Kristin Neff s'emploie à transformer cet état de fait. Pour elle, il est clair que si l'on veut être heureux, il faut que l'on apprenne à écouter notre souffrance et à éprouver de l'empathie pour nous-mêmes. L'auto-compassion est son domaine de recherche ; elle la pratique et l'enseigne. Ce principe, assez peu connu en France, repose sur trois composantes de base : apprendre à écouter et à accepter sa souffrance plutôt que d'essayer de la combattre ou de l'étouffer ; ne pas se focaliser sur sa spécificité, la remettre dans un contexte d'universalité en se rappelant qu'elle est le lot commun de tous les êtres humains à un moment ou un autre de leur existence ; et enfin, pour la dépasser, s'accorder à soi-même la compassion que l'on attendrait d'un ami cher.
Ces trois idées principales, simplistes en apparence, méritent d'être développées tant elles vont à l'encontre de nos idées reçues et fonctionnements habituels, qui tantôt survalorisent la critique et l'autocritique, tantôt portent aux nues l'estime de soi.
Car contrairement aux apparences, ce concept d'auto-compassion est à mille lieues du principe de "pensée positive". Il ne s'agit pas de se convaincre à tout propos et en toute circonstance que tout va pour le mieux ni que l'on est un être merveilleux dénué de défauts. Il est plutôt question ici d'acceptation. Accepter les bons et les mauvais côtés de nous-mêmes, des autres et de la vie en général, sans jugement.
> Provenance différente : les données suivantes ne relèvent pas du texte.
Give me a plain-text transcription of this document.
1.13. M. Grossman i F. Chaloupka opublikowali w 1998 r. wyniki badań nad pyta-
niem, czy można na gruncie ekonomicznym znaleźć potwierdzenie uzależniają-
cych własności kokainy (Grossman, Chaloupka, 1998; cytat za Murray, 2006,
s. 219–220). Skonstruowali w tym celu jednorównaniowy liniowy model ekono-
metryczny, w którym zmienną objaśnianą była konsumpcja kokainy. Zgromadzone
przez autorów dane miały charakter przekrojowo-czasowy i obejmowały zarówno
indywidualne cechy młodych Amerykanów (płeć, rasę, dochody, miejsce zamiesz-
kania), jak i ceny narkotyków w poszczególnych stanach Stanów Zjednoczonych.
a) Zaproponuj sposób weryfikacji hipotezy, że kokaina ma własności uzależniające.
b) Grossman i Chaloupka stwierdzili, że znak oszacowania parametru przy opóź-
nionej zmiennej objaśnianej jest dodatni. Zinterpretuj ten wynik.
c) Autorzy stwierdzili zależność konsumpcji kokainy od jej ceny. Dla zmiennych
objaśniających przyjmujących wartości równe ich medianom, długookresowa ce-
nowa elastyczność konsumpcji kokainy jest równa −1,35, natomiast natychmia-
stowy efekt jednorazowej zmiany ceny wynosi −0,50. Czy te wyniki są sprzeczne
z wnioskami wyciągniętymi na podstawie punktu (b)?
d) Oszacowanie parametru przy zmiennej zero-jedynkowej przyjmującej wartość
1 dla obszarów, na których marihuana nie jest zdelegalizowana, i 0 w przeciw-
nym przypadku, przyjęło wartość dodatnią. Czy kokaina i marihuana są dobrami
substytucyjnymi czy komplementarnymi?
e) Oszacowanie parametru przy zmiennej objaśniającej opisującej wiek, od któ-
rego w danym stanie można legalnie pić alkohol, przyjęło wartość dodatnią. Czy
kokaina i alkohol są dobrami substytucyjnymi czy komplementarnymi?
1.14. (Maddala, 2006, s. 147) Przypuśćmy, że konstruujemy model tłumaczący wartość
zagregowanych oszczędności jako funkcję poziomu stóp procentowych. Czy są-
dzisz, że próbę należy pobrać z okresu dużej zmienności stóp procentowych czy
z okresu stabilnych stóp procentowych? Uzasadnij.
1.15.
J'étais au départ sceptique face à ce message général, car je suis assez peu adepte de ce genre de théorie "bisounours". Mais l'exposé de Kristin Neff m'a totalement convaincue. A la moitié du livre, je me suis rendue compte que je n'avais pas sorti le nez des pages depuis plusieurs heures. Ce livre très humain, plein d'intelligence et de compassion, m'avait totalement absorbée.
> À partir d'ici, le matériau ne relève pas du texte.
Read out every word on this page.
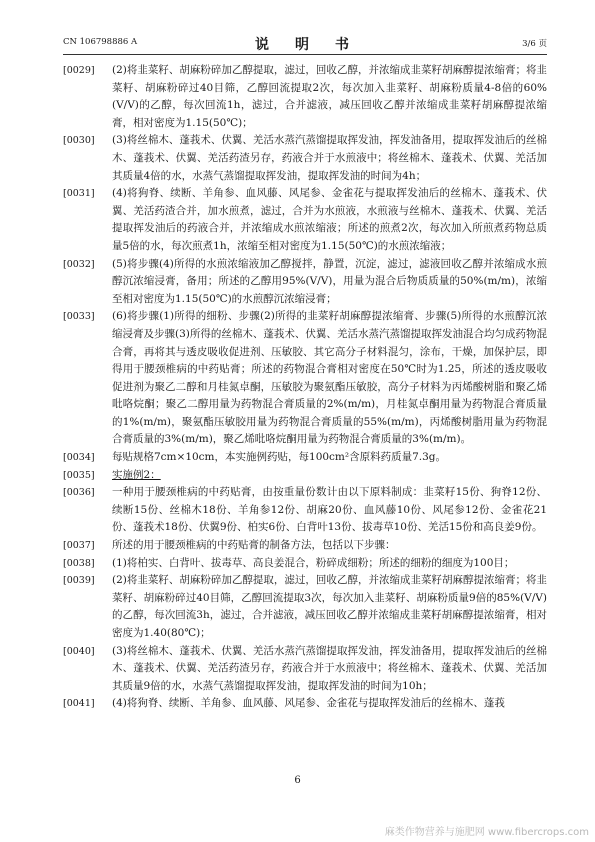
CN 106798886 A	说　明　书	3/6 页
[0029] (2)将韭菜籽、胡麻粉碎加乙醇提取，滤过，回收乙醇，并浓缩成韭菜籽胡麻醇提浓缩膏；将韭菜籽、胡麻粉碎过40目筛，乙醇回流提取2次，每次加入韭菜籽、胡麻粉质量4-8倍的60%(V/V)的乙醇，每次回流1h，滤过，合并滤液，减压回收乙醇并浓缩成韭菜籽胡麻醇提浓缩膏，相对密度为1.15(50℃)；
[0030] (3)将丝棉木、蓬莪术、伏翼、羌活水蒸汽蒸馏提取挥发油，挥发油备用，提取挥发油后的丝棉木、蓬莪术、伏翼、羌活药渣另存，药液合并于水煎液中；将丝棉木、蓬莪术、伏翼、羌活加其质量4倍的水，水蒸气蒸馏提取挥发油，提取挥发油的时间为4h；
[0031] (4)将狗脊、续断、羊角参、血风藤、风尾参、金雀花与提取挥发油后的丝棉木、蓬莪术、伏翼、羌活药渣合并，加水煎煮，滤过，合并为水煎液，水煎液与丝棉木、蓬莪术、伏翼、羌活提取挥发油后的药液合并，并浓缩成水煎浓缩液；所述的煎煮2次，每次加入所煎煮药物总质量5倍的水，每次煎煮1h，浓缩至相对密度为1.15(50℃)的水煎浓缩液；
[0032] (5)将步骤(4)所得的水煎浓缩液加乙醇搅拌，静置，沉淀，滤过，滤液回收乙醇并浓缩成水煎醇沉浓缩浸膏，备用；所述的乙醇用95%(V/V)，用量为混合后物质质量的50%(m/m)，浓缩至相对密度为1.15(50℃)的水煎醇沉浓缩浸膏；
[0033] (6)将步骤(1)所得的细粉、步骤(2)所得的韭菜籽胡麻醇提浓缩膏、步骤(5)所得的水煎醇沉浓缩浸膏及步骤(3)所得的丝棉木、蓬莪术、伏翼、羌活水蒸汽蒸馏提取挥发油混合均匀成药物混合膏，再将其与透皮吸收促进剂、压敏胶、其它高分子材料混匀，涂布，干燥，加保护层，即得用于腰颈椎病的中药贴膏；所述的药物混合膏相对密度在50℃时为1.25，所述的透皮吸收促进剂为聚乙二醇和月桂氮卓酮，压敏胶为聚氨酯压敏胶，高分子材料为丙烯酸树脂和聚乙烯吡咯烷酮；聚乙二醇用量为药物混合膏质量的2%(m/m)，月桂氮卓酮用量为药物混合膏质量的1%(m/m)，聚氨酯压敏胶用量为药物混合膏质量的55%(m/m)，丙烯酸树脂用量为药物混合膏质量的3%(m/m)，聚乙烯吡咯烷酮用量为药物混合膏质量的3%(m/m)。
[0034] 每贴规格7cm×10cm，本实施例药贴，每100cm²含原料药质量7.3g。
[0035] 实施例2：
[0036] 一种用于腰颈椎病的中药贴膏，由按重量份数计由以下原料制成：韭菜籽15份、狗脊12份、续断15份、丝棉木18份、羊角参12份、胡麻20份、血风藤10份、风尾参12份、金雀花21份、蓬莪术18份、伏翼9份、柏实6份、白背叶13份、拔毒草10份、羌活15份和高良姜9份。
[0037] 所述的用于腰颈椎病的中药贴膏的制备方法，包括以下步骤：
[0038] (1)将柏实、白背叶、拔毒草、高良姜混合，粉碎成细粉；所述的细粉的细度为100目；
[0039] (2)将韭菜籽、胡麻粉碎加乙醇提取，滤过，回收乙醇，并浓缩成韭菜籽胡麻醇提浓缩膏；将韭菜籽、胡麻粉碎过40目筛，乙醇回流提取3次，每次加入韭菜籽、胡麻粉质量9倍的85%(V/V)的乙醇，每次回流3h，滤过，合并滤液，减压回收乙醇并浓缩成韭菜籽胡麻醇提浓缩膏，相对密度为1.40(80℃)；
[0040] (3)将丝棉木、蓬莪术、伏翼、羌活水蒸汽蒸馏提取挥发油，挥发油备用，提取挥发油后的丝棉木、蓬莪术、伏翼、羌活药渣另存，药液合并于水煎液中；将丝棉木、蓬莪术、伏翼、羌活加其质量9倍的水，水蒸气蒸馏提取挥发油，提取挥发油的时间为10h；
[0041] (4)将狗脊、续断、羊角参、血风藤、风尾参、金雀花与提取挥发油后的丝棉木、蓬莪
6
麻类作物营养与施肥网 www.fibercrops.com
Découpé en chapitres explorant l'utilité de l'auto-compassion vis à vis de nos parents, de nos enfants, de nos amis, de nos conjoints ou dans le milieu professionnel, S'aimer propose également bon nombre d'exercices pour introduire cette manière de penser dans notre existence. A mon sens, le message général se suffisait à lui-même, et ces propositions concrètes de mise en pratique dénaturent un peu le propos en ce qu'ils peuvent frôler le ridicule (si je dois être honnête, se prendre soi-même dans ses bras lors d'une crise de larmes me semble un peu... pathétique).
Mais c'est bien le seul reproche que j'adresserai à ce livre, par ailleurs bien ancré dans la réalité et illustré de nombreux exemples vécus, notamment par l'auteur, son entourage ou ses étudiants.
Ce livre de développement personnel m'a surprise par son intelligence, sa bienveillance, et surtout son utilité. Je le conseille sans hésiter à toutes les personnes cherchant à mettre un frein à leur mal-être général.